Flag experts say the Illinois flag is "too busy" or "chaotic." A 2001 NAVA survey of all flags from the 50 states, U.S. territories and Canadian provinces listed Illinois' flag at 49th out of 72 flags. New Mexico was tops and Georgia was at the bottom.

Illinois' flag violates almost every tenet of good flag design, Kaye said.

"What makes a good flag is simplicity, meaningful symbols, few colors, no lettering or seals and distinctiveness," he said. "The flag of Illinois really falls short on all of those."

As noted, the Illinois state flag features a white background with multiple images, words and dates centered on it.

The main image is a bald eagle on a rock. The rock is labeled with two years: 1818 and 1868. The first year is when Illinois became a state and the second year is when the state's seal was approved.

"Why?" Kaye laughed.

In the eagle's mouth is a red ribbon with the state's motto, "State Sovereignty, National Union."
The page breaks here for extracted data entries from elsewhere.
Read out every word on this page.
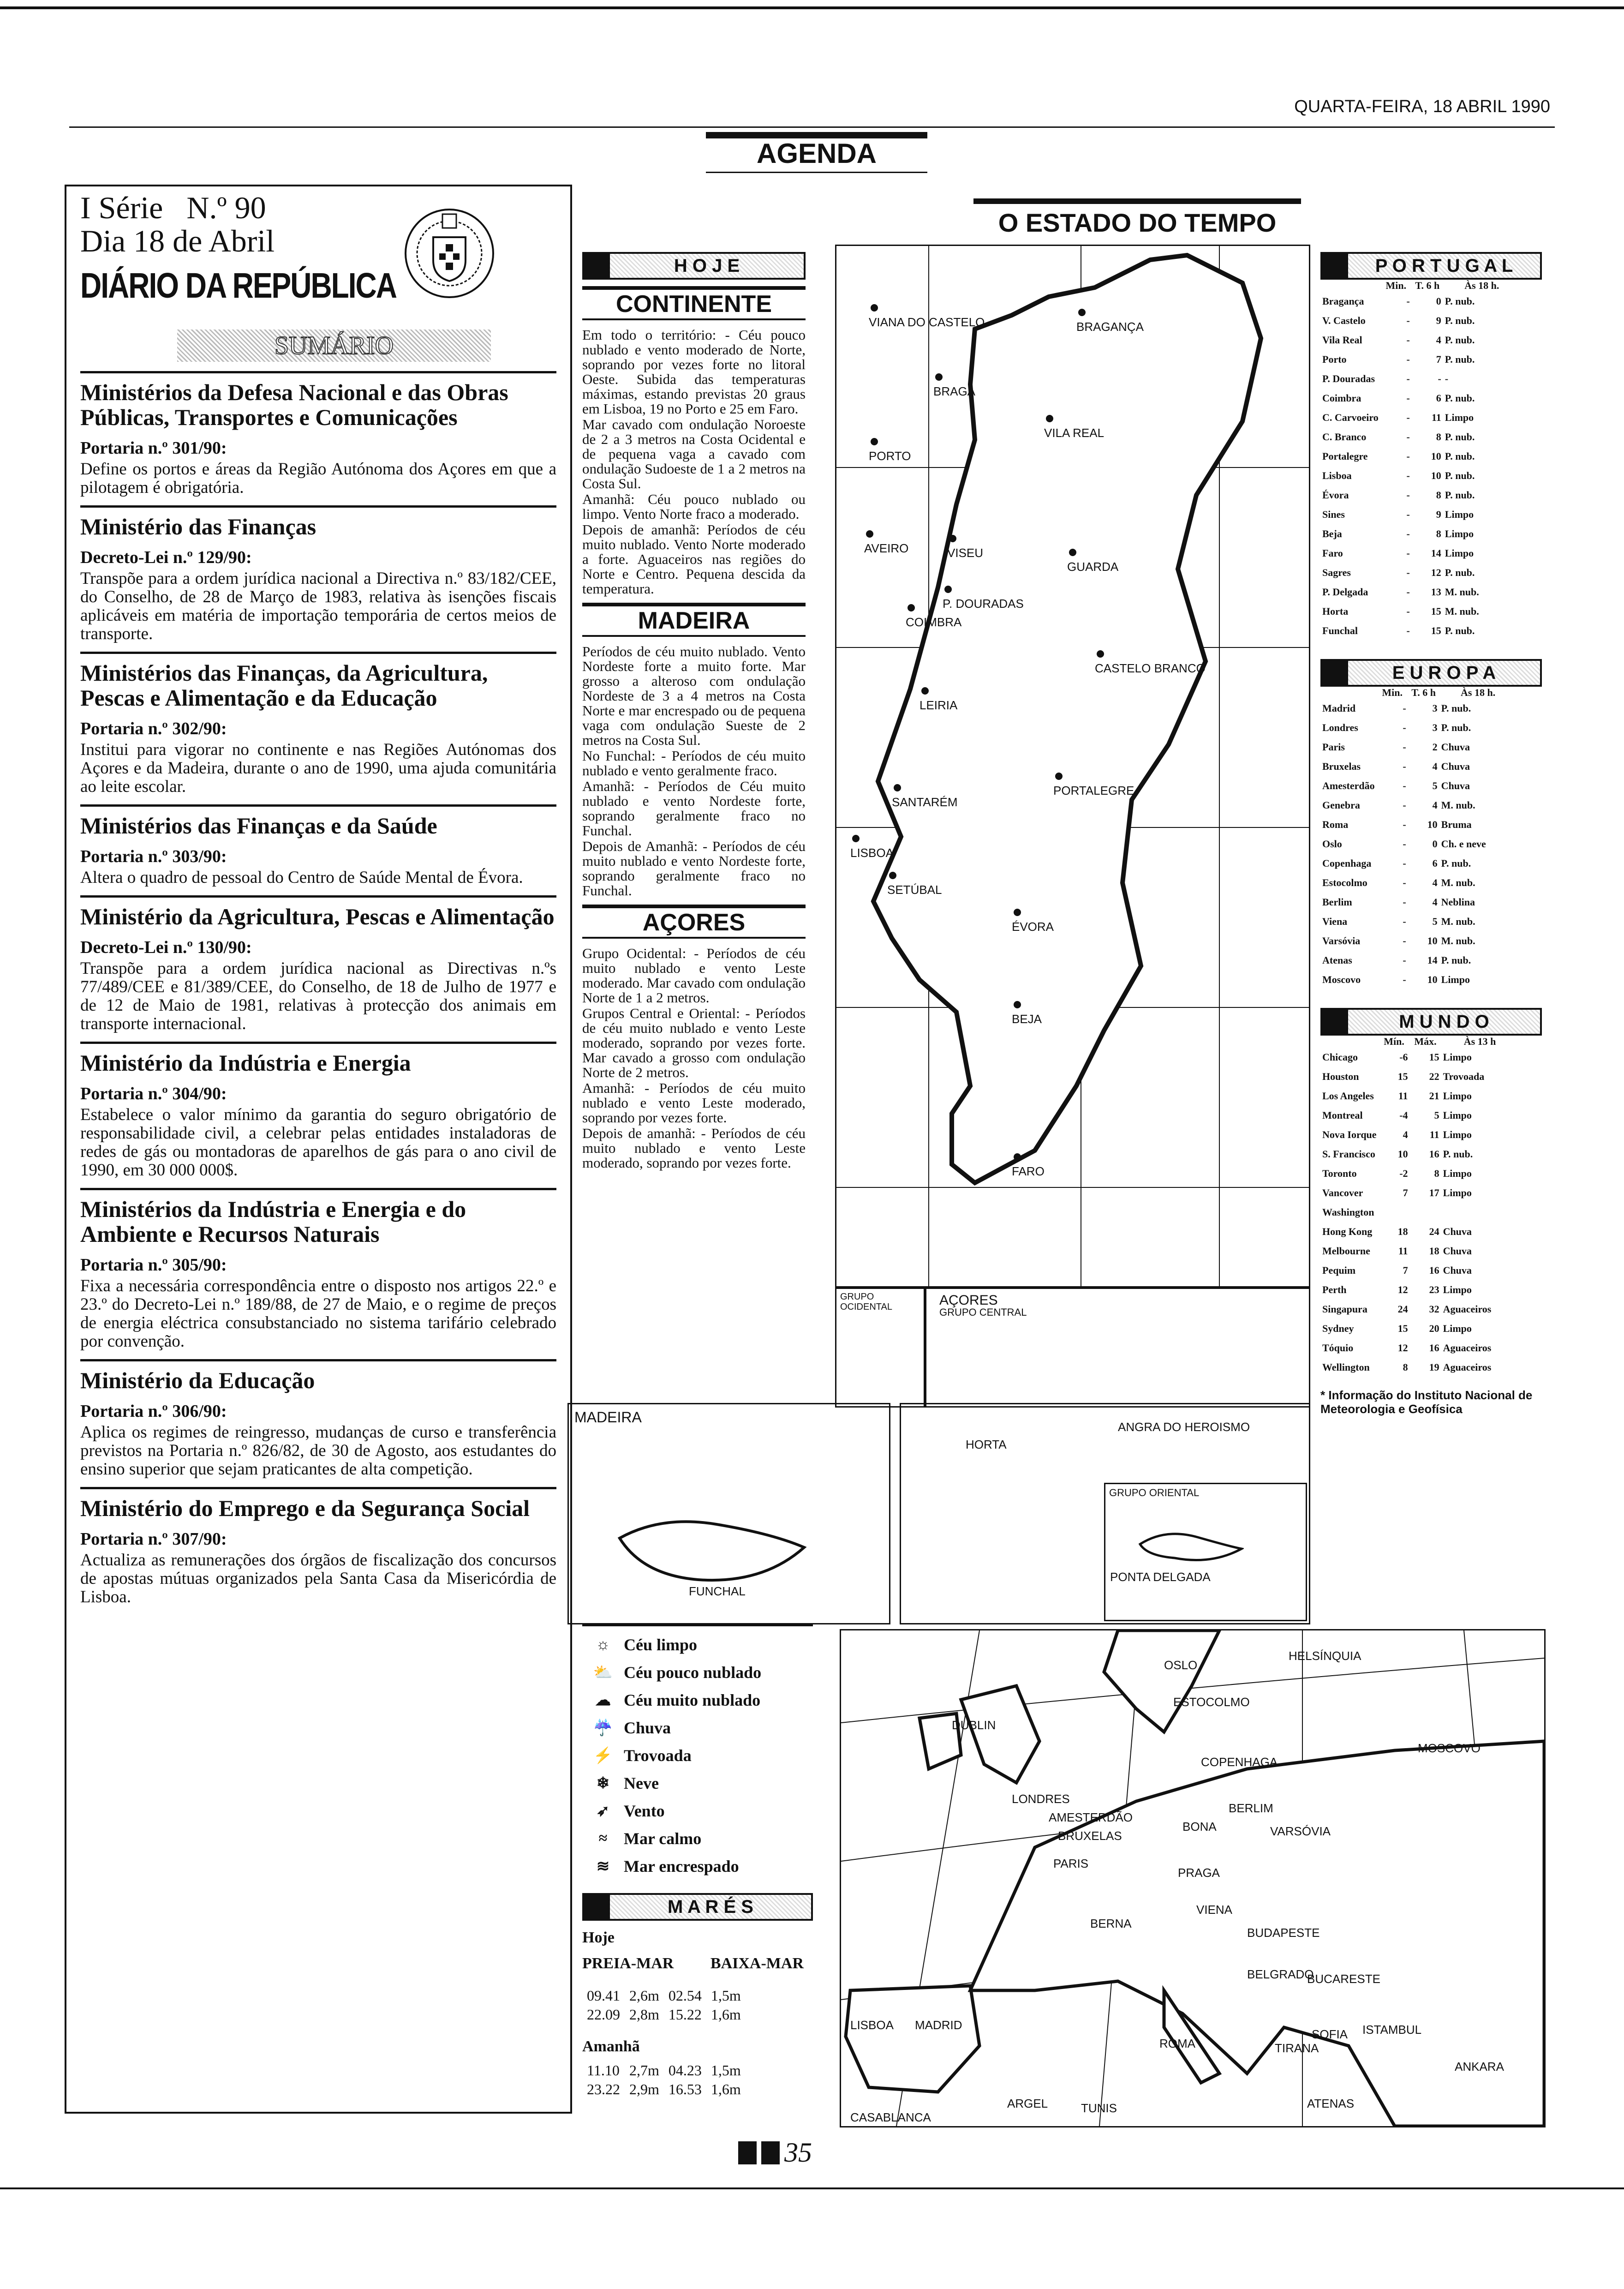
QUARTA-FEIRA, 18 ABRIL 1990
AGENDA
I Série N.º 90
Dia 18 de Abril
DIÁRIO DA REPÚBLICA
SUMÁRIO

Ministérios da Defesa Nacional e das Obras Públicas, Transportes e Comunicações

Portaria n.º 301/90:

Define os portos e áreas da Região Autónoma dos Açores em que a pilotagem é obrigatória.

Ministério das Finanças

Decreto-Lei n.º 129/90:

Transpõe para a ordem jurídica nacional a Directiva n.º 83/182/CEE, do Conselho, de 28 de Março de 1983, relativa às isenções fiscais aplicáveis em matéria de importação temporária de certos meios de transporte.

Ministérios das Finanças, da Agricultura, Pescas e Alimentação e da Educação

Portaria n.º 302/90:

Institui para vigorar no continente e nas Regiões Autónomas dos Açores e da Madeira, durante o ano de 1990, uma ajuda comunitária ao leite escolar.

Ministérios das Finanças e da Saúde

Portaria n.º 303/90:

Altera o quadro de pessoal do Centro de Saúde Mental de Évora.

Ministério da Agricultura, Pescas e Alimentação

Decreto-Lei n.º 130/90:

Transpõe para a ordem jurídica nacional as Directivas n.ºs 77/489/CEE e 81/389/CEE, do Conselho, de 18 de Julho de 1977 e de 12 de Maio de 1981, relativas à protecção dos animais em transporte internacional.

Ministério da Indústria e Energia

Portaria n.º 304/90:

Estabelece o valor mínimo da garantia do seguro obrigatório de responsabilidade civil, a celebrar pelas entidades instaladoras de redes de gás ou montadoras de aparelhos de gás para o ano civil de 1990, em 30 000 000$.

Ministérios da Indústria e Energia e do Ambiente e Recursos Naturais

Portaria n.º 305/90:

Fixa a necessária correspondência entre o disposto nos artigos 22.º e 23.º do Decreto-Lei n.º 189/88, de 27 de Maio, e o regime de preços de energia eléctrica consubstanciado no sistema tarifário celebrado por convenção.

Ministério da Educação

Portaria n.º 306/90:

Aplica os regimes de reingresso, mudanças de curso e transferência previstos na Portaria n.º 826/82, de 30 de Agosto, aos estudantes do ensino superior que sejam praticantes de alta competição.

Ministério do Emprego e da Segurança Social

Portaria n.º 307/90:

Actualiza as remunerações dos órgãos de fiscalização dos concursos de apostas mútuas organizados pela Santa Casa da Misericórdia de Lisboa.

O ESTADO DO TEMPO
H O J E
CONTINENTE

Em todo o território: - Céu pouco nublado e vento moderado de Norte, soprando por vezes forte no litoral Oeste. Subida das temperaturas máximas, estando previstas 20 graus em Lisboa, 19 no Porto e 25 em Faro.

Mar cavado com ondulação Noroeste de 2 a 3 metros na Costa Ocidental e de pequena vaga a cavado com ondulação Sudoeste de 1 a 2 metros na Costa Sul.

Amanhã: Céu pouco nublado ou limpo. Vento Norte fraco a moderado.

Depois de amanhã: Períodos de céu muito nublado. Vento Norte moderado a forte. Aguaceiros nas regiões do Norte e Centro. Pequena descida da temperatura.

MADEIRA

Períodos de céu muito nublado. Vento Nordeste forte a muito forte. Mar grosso a alteroso com ondulação Nordeste de 3 a 4 metros na Costa Norte e mar encrespado ou de pequena vaga com ondulação Sueste de 2 metros na Costa Sul.

No Funchal: - Períodos de céu muito nublado e vento geralmente fraco.

Amanhã: - Períodos de Céu muito nublado e vento Nordeste forte, soprando geralmente fraco no Funchal.

Depois de Amanhã: - Períodos de céu muito nublado e vento Nordeste forte, soprando geralmente fraco no Funchal.

AÇORES

Grupo Ocidental: - Períodos de céu muito nublado e vento Leste moderado. Mar cavado com ondulação Norte de 1 a 2 metros.

Grupos Central e Oriental: - Períodos de céu muito nublado e vento Leste moderado, soprando por vezes forte. Mar cavado a grosso com ondulação Norte de 2 metros.

Amanhã: - Períodos de céu muito nublado e vento Leste moderado, soprando por vezes forte.

Depois de amanhã: - Períodos de céu muito nublado e vento Leste moderado, soprando por vezes forte.

VIANA DO CASTELO
BRAGA
BRAGANÇA
VILA REAL
PORTO
AVEIRO	VISEU
GUARDA
P. DOURADAS
COIMBRA
CASTELO BRANCO
LEIRIA
PORTALEGRE
SANTARÉM
LISBOA
SETÚBAL
ÉVORA
BEJA
FARO
GRUPO OCIDENTAL	AÇORES
GRUPO CENTRAL
MADEIRA
FUNCHAL
HORTA
ANGRA DO HEROISMO
GRUPO ORIENTAL
PONTA DELGADA
P O R T U G A L
	Min.	T. 6 h	Às 18 h.
Bragança	-	0	P. nub.
V. Castelo	-	9	P. nub.
Vila Real	-	4	P. nub.
Porto	-	7	P. nub.
P. Douradas	-	-	-
Coimbra	-	6	P. nub.
C. Carvoeiro	-	11	Limpo
C. Branco	-	8	P. nub.
Portalegre	-	10	P. nub.
Lisboa	-	10	P. nub.
Évora	-	8	P. nub.
Sines	-	9	Limpo
Beja	-	8	Limpo
Faro	-	14	Limpo
Sagres	-	12	P. nub.
P. Delgada	-	13	M. nub.
Horta	-	15	M. nub.
Funchal	-	15	P. nub.
E U R O P A
	Min.	T. 6 h	Às 18 h.
Madrid	-	3	P. nub.
Londres	-	3	P. nub.
Paris	-	2	Chuva
Bruxelas	-	4	Chuva
Amesterdão	-	5	Chuva
Genebra	-	4	M. nub.
Roma	-	10	Bruma
Oslo	-	0	Ch. e neve
Copenhaga	-	6	P. nub.
Estocolmo	-	4	M. nub.
Berlim	-	4	Neblina
Viena	-	5	M. nub.
Varsóvia	-	10	M. nub.
Atenas	-	14	P. nub.
Moscovo	-	10	Limpo
M U N D O
	Mín.	Máx.	Às 13 h
Chicago	-6	15	Limpo
Houston	15	22	Trovoada
Los Angeles	11	21	Limpo
Montreal	-4	5	Limpo
Nova Iorque	4	11	Limpo
S. Francisco	10	16	P. nub.
Toronto	-2	8	Limpo
Vancover	7	17	Limpo
Washington			
Hong Kong	18	24	Chuva
Melbourne	11	18	Chuva
Pequim	7	16	Chuva
Perth	12	23	Limpo
Singapura	24	32	Aguaceiros
Sydney	15	20	Limpo
Tóquio	12	16	Aguaceiros
Wellington	8	19	Aguaceiros
* Informação do Instituto Nacional de Meteorologia e Geofísica
☼ Céu limpo
⛅ Céu pouco nublado
☁ Céu muito nublado
☔ Chuva
⚡ Trovoada
❄ Neve
➶ Vento
≈ Mar calmo
≋ Mar encrespado
M A R É S
Hoje
PREIA-MAR BAIXA-MAR
09.41	2,6m	02.54	1,5m
22.09	2,8m	15.22	1,6m
Amanhã
11.10	2,7m	04.23	1,5m
23.22	2,9m	16.53	1,6m
HELSÍNQUIA
OSLO
ESTOCOLMO
DUBLIN
MOSCOVO
COPENHAGA
LONDRES
BERLIM
AMESTERDÃO
BONA	VARSÓVIA
BRUXELAS
PARIS
PRAGA
VIENA
BERNA
BUDAPESTE
BELGRADO
BUCARESTE
LISBOA MADRID
SOFIA ISTAMBUL
ROMA	TIRANA
ANKARA
ARGEL	TUNIS	ATENAS
CASABLANCA
35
While one of the eagle's talons is perched on the rock, the other is atop a shield emblazoned with 13 white stars on a blue background and 13 red and white stripes, which represent the initial colonies of the United States.

Under the shield is an olive branch, all of which is resting on a field of green prairie grass with a stretch of blue water in the background and the bright yellow sun rising from it.

Below all of that is the word "ILLINOIS."

"Can you imagine a national flag with the word 'FRANCE' on it to let people know who it belonged to?" Kaye said.

Flag experts often point to states like Texas, Colorado and New Mexico, or cities such as Chicago, St. Louis and Washington, D.C., as iconic flags.

"People get those tattooed on their bodies," said Michael Green, owner of the Indiana-based Flags for Good. "In the end, flags are about people. People want to belong and they want to display symbols of belonging."

Redesigning flags is kind of en vogue now, too. Mississippi and Utah both redesigned their flags recently, as did Cook County just last year.

Many proponents of changing the state flag already have a front-runner. In 1918, Wallace Rice, the vexillographer who designed Chicago's famous flag, created a "centennial flag" for the state that is much different from what is currently in use.

Rice's flag is a triband of horizontal stripes that run white, dark blue and white again. Ten smaller blue stars form an equilateral triangle along the upper left side in the top white band, then a large white star rests on the left side of the blue band and 10 more small stars form a similar triangular pattern on the lower left side of the bottom white band. The smaller stars represent the 20 states admitted to the union before Illinois, and the large star is Illinois as the 21st state.

"That's a better design," Green agreed.

If Pritzker signs the bill, the new commission is required to select no more than 10 new designs by Sept. 1, 2024, after working with schools, libraries and community groups. A report from the commission is then due to the legislature three months later that outlines whether the state should adopt a new flag or not and what the criteria was for choosing the final designs.

The commission is also expected to include in its report an estimate of what it will cost to make any changes to the state flag.